The age of globalization came and intersected with megapopulations and the scramble by poor governments to make oil payments and build up their arsenals. And nobody--no major government--was ready for the upshot, which was crime on a scale we haven't seen since the days of Genghis Khan's youth.

The Khan hadn't imagined how many crooks there were in the world but as his conquests proceeded he found out. The same key factors were in play at that time as now. There was a boom in global trade--the globe at that time. The boom was fed by the demands of the walled cities, which fed a population boom. The upshot was that a caravan couldn't travel two miles without being set upon by brigands or marauding tribes, which meant payoffs, which bumped all the way up to highest government levels.

This was accompanied by price gouging, usury, and every type of dirty business and corruption you can think of. All that led to cities living under constant threat of attack.

All that was accompanied and fed by a level of hypocrisy that would be right at home in today's world. The Khan saw it all. He saw the Chinese mandarins and the emperor worship they promoted. He saw the Calculator Christians, who totted up conversion rates while stepping over starving Christians. The Turks lectured him about Islam. He looked at their showy mosques and how they treated women and the poor. He told them to their faces they were phonies.

In short, it was chaos. All the gains civilization had made during the preceding few centuries were in danger of being wiped out. With the help of a brilliant Chinese bureaucrat, the Khan saved the day. He did this in many ways, some of them horribly ruthless. Yet the single greatest reason for his success at ruling over so many peoples was a fair code of laws that he enforced with consistency; consistency meaning no exceptions, not even for the Yakka Mongols--his own tribe.

The upshot was that, "A naked virgin carrying a sack of gold could walk unmolested from one end of Genghis Khan's empire to the other."

The key concepts are fairness and consistency of application. There is not a single factor to explain the rise and scope of globalized crime, just as there is not a single factor to explain criminality. There can be different reasons why governments come to rely on crime. However, there is only one reason governments in the modern era consistently get away with crime: that's if other governments employ a double standard in their relations with criminal governments--a standard that shifts with the expediency of the moment.

People can adjust to a double standard if it's consistently applied; what they can't adjust to is a high level of uncertainty. If you have the means to force people to live according to your shifting political whims, you breed the sense among them that nothing can be relied on, that integrity is a penalty, that truth has no meaning.
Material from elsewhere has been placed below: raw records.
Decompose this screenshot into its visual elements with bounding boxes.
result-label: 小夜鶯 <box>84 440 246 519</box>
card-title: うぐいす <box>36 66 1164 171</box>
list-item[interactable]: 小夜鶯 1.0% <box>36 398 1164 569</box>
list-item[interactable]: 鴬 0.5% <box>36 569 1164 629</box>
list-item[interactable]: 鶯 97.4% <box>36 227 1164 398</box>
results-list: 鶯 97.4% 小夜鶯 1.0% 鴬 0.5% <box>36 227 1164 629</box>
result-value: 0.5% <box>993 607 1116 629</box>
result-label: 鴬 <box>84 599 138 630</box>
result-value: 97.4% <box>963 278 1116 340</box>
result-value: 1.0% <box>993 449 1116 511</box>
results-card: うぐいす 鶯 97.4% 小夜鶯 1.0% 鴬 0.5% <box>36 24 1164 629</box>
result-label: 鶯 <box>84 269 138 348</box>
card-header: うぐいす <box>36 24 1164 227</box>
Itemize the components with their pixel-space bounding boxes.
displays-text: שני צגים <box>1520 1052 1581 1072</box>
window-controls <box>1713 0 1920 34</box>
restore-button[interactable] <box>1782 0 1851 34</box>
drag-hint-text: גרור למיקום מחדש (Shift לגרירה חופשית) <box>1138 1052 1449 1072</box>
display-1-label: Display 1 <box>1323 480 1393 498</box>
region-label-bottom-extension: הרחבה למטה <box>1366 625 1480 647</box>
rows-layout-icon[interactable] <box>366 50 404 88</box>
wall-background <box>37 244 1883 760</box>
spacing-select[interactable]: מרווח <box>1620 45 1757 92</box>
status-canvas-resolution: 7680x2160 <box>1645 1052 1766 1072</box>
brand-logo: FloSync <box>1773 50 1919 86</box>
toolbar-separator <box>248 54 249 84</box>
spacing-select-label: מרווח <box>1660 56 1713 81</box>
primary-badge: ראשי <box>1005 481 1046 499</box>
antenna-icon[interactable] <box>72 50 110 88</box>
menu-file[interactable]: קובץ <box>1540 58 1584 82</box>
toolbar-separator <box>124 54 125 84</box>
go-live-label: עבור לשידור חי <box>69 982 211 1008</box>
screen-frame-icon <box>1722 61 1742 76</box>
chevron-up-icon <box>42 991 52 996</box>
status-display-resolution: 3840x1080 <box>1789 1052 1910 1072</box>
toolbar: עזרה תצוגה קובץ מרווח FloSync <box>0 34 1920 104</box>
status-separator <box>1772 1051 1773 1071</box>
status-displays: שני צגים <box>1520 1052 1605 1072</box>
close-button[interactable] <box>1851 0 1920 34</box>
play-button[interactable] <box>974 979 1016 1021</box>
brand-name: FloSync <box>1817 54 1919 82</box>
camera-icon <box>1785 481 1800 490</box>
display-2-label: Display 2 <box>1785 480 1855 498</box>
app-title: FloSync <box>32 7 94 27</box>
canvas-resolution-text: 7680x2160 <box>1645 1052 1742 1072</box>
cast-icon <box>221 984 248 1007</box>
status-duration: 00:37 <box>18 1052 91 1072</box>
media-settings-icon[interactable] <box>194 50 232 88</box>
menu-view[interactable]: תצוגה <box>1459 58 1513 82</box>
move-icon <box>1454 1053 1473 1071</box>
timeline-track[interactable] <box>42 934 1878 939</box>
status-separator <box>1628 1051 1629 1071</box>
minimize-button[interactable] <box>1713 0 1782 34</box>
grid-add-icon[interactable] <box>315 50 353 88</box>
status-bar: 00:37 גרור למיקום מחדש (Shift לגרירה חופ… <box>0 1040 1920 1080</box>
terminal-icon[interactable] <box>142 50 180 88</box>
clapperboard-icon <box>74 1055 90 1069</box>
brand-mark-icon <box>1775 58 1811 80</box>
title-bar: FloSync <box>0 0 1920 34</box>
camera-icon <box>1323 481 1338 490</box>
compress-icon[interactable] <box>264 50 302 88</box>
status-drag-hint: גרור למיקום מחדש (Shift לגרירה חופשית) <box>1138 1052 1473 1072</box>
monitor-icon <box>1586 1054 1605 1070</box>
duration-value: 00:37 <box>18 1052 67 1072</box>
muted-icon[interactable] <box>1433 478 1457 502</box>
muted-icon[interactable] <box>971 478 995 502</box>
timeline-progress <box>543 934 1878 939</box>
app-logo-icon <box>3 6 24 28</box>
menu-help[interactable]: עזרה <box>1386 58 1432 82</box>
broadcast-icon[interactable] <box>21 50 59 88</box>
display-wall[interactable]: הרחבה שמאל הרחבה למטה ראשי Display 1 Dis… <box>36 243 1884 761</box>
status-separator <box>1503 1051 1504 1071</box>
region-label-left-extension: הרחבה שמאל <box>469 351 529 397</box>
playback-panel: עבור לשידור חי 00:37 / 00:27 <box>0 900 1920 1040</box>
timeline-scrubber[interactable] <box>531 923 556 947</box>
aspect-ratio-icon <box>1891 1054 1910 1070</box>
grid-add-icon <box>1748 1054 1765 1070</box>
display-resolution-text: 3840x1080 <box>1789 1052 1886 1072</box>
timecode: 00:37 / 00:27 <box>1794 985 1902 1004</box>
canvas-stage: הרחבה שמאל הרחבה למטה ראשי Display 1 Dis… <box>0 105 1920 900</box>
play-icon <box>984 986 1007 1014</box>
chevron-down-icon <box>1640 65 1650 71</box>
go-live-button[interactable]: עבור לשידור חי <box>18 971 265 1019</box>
So then you should not wonder why, when criminal behavior becomes rampant.

Policy begins not with your expectations of others but with how you conduct yourself. It begins with the rules you lay down for your company or government's conduct. If the rules are inconsistently applied, "foreign" policy is a joke. As with any joke, it won't be taken seriously.

One General Temujin--Genghis Khan--was quite enough for world history. We now have much experience to guide us, so humanity should be able to avoid the need for another supercop of the magnitude represented by the Khan. The ball, however, is in our court.